Fig. 3. Shank2-SAM binds Zn²⁺ and supports helical sheet formation.

a Overall fold representation of WT Shank2-SAM domain (colored in gray) aligned with Shank3-SAM domain (colored in blue) [13] (rmsd = 0.614 for superimposing 65 residues); b Zoom in representation of the Zn²⁺ cluster observed in both structures. In the Shank2-SAM structure, the Zn²⁺ ion only shows 30% occupancy and its tetrahedral coordination is distorted. The Cl⁻ anion and E1802 are located at a distance longer than expected (2.9 Å and 3.2 Å, respectively), and R1832 is located closer (3.0 Å), establishing an interaction with the Cl⁻ anion (3.2 Å). c Crystal packing representation of Shank2-SAM highlighting the observed helical sheets. d Overall fold representation of Shank2-SAM-WT domain (gray) aligned with Shank2-SAM-L1800W mutant domain (orange) (rmsd = 0.965 for superimposing 68 residues); e Zoom in representation of the Zn²⁺ cluster observed in Shank2-SAM-WT. The introduction of a bulkier side chain (W vs.
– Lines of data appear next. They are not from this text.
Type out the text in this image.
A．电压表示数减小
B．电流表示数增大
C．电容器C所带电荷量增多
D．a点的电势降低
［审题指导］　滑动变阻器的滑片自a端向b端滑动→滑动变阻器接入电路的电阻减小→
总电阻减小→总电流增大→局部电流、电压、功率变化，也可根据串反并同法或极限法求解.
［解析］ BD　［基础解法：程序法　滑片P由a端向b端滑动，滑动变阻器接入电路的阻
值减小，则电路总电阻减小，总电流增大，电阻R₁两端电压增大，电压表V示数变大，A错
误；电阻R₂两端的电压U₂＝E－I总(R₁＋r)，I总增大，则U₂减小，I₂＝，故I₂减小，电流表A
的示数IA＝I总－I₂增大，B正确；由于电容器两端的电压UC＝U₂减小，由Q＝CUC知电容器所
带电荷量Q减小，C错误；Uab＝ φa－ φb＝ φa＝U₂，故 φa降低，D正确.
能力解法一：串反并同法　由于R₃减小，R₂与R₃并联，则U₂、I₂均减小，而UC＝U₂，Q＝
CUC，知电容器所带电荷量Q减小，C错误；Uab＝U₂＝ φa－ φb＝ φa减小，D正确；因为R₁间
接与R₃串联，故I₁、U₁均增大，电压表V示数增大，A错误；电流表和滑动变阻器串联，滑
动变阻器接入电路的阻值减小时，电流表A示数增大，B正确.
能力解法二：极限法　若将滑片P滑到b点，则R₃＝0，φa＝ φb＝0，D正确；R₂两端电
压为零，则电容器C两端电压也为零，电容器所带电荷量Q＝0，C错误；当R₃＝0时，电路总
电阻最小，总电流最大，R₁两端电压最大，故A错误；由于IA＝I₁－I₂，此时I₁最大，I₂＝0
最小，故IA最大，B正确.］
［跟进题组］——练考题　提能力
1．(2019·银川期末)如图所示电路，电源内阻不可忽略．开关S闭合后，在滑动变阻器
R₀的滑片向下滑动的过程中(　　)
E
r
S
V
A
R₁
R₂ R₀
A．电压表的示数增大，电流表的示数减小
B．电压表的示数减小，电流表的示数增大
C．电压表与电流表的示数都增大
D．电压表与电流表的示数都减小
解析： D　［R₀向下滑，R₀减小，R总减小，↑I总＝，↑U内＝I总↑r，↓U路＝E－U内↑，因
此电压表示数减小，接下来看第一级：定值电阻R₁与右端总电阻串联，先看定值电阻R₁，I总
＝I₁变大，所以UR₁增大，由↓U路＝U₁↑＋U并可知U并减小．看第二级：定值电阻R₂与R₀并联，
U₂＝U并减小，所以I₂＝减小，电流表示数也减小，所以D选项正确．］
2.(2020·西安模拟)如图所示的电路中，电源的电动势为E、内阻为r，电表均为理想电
L) in the mutant SAM domain induces a shift of the C-terminal helix (residues 1831:1849), moving H1835 (one of the Zn²⁺ coordinating residues) 2 Å away from its position in the SAM-WT structure. f, g Depiction of inter- and intra-fiber interactions in SAM-WT (f) and in SAM-L1800W (g). SAM-WT monomer is colored in gray, the symmetry related molecules are colored in magenta and cyan, respectively; SAM-L1800W monomer is colored in orange and the symmetry related molecule in blue. Note that there are intrahelical (cyan) and interhelical (magenta) SAM domains in the WT, but only an intrahelical domain for the mutant. Thus, the interhelical domain contact is lost in the mutant.